Seenotretter fordern europäische Rettungseinsätze im Mittelmeer

Bootsflüchtlingen, die auf See aufgegriffen und nach Libyen zurückgebracht werden, drohen Lagerhaft und unmenschliche Behandlung. Daher drängen Helfer die EU, selbst Rettungsdienste zu starten, und dies nicht der libyschen Küstenwache zu überlassen.

Donnerstag, 25.06.2020, 5:25 Uhr|zuletzt aktualisiert: Mittwoch, 24.06.2020, 17:49 Uhr Lesedauer: 3 Minuten  |  

Die Seenotrettungsorganisation „SOS Méditerranée“ hat Deutschland und die EU aufgerufen, die Zusammenarbeit mit der libyschen Küstenwache im Mittelmeer zu beenden. Die EU lagere mit der Ausbildung und der Finanzierung der Küstenwache ihre Verantwortung und ihre Migrationskontrolle aus, sagte die Vorstandsvorsitzende Laura Gorriahn in Berlin.

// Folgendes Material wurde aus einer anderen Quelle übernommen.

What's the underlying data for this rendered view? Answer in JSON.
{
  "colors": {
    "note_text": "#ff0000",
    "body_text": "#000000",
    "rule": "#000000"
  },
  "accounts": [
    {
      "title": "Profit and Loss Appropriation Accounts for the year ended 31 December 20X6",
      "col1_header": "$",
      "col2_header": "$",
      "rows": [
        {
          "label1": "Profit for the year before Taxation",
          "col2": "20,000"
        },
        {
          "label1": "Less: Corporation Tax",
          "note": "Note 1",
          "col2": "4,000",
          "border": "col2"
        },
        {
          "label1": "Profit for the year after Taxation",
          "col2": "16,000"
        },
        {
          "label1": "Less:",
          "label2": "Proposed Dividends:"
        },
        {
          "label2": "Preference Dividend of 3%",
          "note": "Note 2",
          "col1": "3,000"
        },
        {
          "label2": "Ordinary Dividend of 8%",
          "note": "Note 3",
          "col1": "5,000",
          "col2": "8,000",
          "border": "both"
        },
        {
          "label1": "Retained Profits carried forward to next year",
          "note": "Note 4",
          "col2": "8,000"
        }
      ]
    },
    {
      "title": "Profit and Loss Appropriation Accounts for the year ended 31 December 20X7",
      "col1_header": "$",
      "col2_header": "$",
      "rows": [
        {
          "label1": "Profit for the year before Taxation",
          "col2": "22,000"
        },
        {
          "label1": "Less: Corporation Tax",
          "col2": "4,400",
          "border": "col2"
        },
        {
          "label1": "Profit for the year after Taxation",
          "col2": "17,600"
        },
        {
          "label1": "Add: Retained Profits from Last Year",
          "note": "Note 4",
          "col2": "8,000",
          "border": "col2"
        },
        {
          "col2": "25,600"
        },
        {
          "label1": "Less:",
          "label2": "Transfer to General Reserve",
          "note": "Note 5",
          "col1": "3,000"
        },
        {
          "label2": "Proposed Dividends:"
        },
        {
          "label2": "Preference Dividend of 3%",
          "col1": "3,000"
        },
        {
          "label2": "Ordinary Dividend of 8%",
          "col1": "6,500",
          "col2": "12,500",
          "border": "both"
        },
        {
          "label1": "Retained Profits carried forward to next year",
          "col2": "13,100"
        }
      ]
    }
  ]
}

Doch die libysche Küstenwache erfülle ihre Rettungsaufgabe nicht, da sie die Flüchtlinge nicht in Sicherheit, sondern nach Libyen bringe.

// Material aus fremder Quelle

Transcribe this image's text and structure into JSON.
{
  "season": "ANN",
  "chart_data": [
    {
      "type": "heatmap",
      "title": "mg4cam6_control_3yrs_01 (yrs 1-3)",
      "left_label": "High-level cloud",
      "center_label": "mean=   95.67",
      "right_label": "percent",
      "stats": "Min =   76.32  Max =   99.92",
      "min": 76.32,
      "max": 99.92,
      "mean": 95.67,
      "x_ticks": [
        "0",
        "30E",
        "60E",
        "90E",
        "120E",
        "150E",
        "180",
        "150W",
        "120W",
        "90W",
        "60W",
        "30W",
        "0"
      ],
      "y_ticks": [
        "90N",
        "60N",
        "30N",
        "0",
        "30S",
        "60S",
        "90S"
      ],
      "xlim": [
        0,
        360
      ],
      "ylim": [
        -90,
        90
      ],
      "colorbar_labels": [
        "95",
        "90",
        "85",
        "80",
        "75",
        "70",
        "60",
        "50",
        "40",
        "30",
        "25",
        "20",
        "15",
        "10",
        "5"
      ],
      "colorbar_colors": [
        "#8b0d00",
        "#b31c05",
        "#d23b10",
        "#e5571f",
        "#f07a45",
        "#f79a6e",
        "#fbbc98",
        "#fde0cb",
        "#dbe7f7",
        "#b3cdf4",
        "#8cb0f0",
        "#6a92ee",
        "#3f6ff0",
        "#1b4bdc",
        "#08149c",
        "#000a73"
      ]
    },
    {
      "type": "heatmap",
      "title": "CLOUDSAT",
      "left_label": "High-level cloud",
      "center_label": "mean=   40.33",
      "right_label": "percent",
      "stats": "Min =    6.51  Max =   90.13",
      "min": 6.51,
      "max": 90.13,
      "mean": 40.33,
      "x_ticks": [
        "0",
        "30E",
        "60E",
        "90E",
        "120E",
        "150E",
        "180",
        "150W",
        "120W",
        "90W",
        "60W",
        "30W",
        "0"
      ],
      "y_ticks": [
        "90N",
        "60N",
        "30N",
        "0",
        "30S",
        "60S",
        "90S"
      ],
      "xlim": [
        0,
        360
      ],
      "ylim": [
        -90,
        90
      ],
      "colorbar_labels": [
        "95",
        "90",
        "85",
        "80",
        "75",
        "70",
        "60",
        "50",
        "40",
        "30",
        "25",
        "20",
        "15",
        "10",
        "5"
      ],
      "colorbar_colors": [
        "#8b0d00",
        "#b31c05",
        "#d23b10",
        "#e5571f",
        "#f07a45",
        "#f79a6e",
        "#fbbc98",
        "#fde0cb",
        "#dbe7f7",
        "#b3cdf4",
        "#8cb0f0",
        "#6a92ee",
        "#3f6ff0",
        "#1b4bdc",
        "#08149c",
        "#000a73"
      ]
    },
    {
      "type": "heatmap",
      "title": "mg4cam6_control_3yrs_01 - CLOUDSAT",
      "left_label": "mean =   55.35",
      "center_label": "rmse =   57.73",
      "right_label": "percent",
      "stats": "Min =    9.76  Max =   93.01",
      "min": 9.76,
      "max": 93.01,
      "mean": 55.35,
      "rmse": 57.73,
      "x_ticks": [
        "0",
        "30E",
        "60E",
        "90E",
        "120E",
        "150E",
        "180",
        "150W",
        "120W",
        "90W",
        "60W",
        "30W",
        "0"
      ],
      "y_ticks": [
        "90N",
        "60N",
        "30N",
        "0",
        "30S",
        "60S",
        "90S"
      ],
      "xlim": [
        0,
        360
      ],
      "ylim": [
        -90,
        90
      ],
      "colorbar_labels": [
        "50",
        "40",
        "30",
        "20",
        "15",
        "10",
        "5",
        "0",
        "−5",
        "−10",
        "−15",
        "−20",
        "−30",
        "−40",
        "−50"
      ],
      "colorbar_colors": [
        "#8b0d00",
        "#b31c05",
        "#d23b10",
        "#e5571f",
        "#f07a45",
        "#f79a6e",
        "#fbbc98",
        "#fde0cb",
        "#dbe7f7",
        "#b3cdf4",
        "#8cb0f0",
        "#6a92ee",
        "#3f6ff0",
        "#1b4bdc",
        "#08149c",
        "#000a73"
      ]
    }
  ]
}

Das Seerecht verpflichte Anrainerstaaten dazu, einen angemessenen Such- und Rettungsdienst zu betreiben und die Rettung durch private Schiffe zu ermöglichen, erläuterte die Professorin für Internationales Öffentliches Recht, Nora Markard. Zudem sei festgelegt, dass die Geretteten an einen sicheren Ort zu bringen seien. „Aber Libyen ist kein sicherer Ort.“ Die Geretteten erhielten keine angemessene Unterbringung und Versorgung und seien nicht vor Gewalt, Verfolgung und erniedrigender Behandlung geschützt, wie es das Recht vorsehe. Europa mache sich durch die Zusammenarbeit mit der libyschen Küstenwache der Beihilfe zu Menschenrechtsverletzungen schuldig.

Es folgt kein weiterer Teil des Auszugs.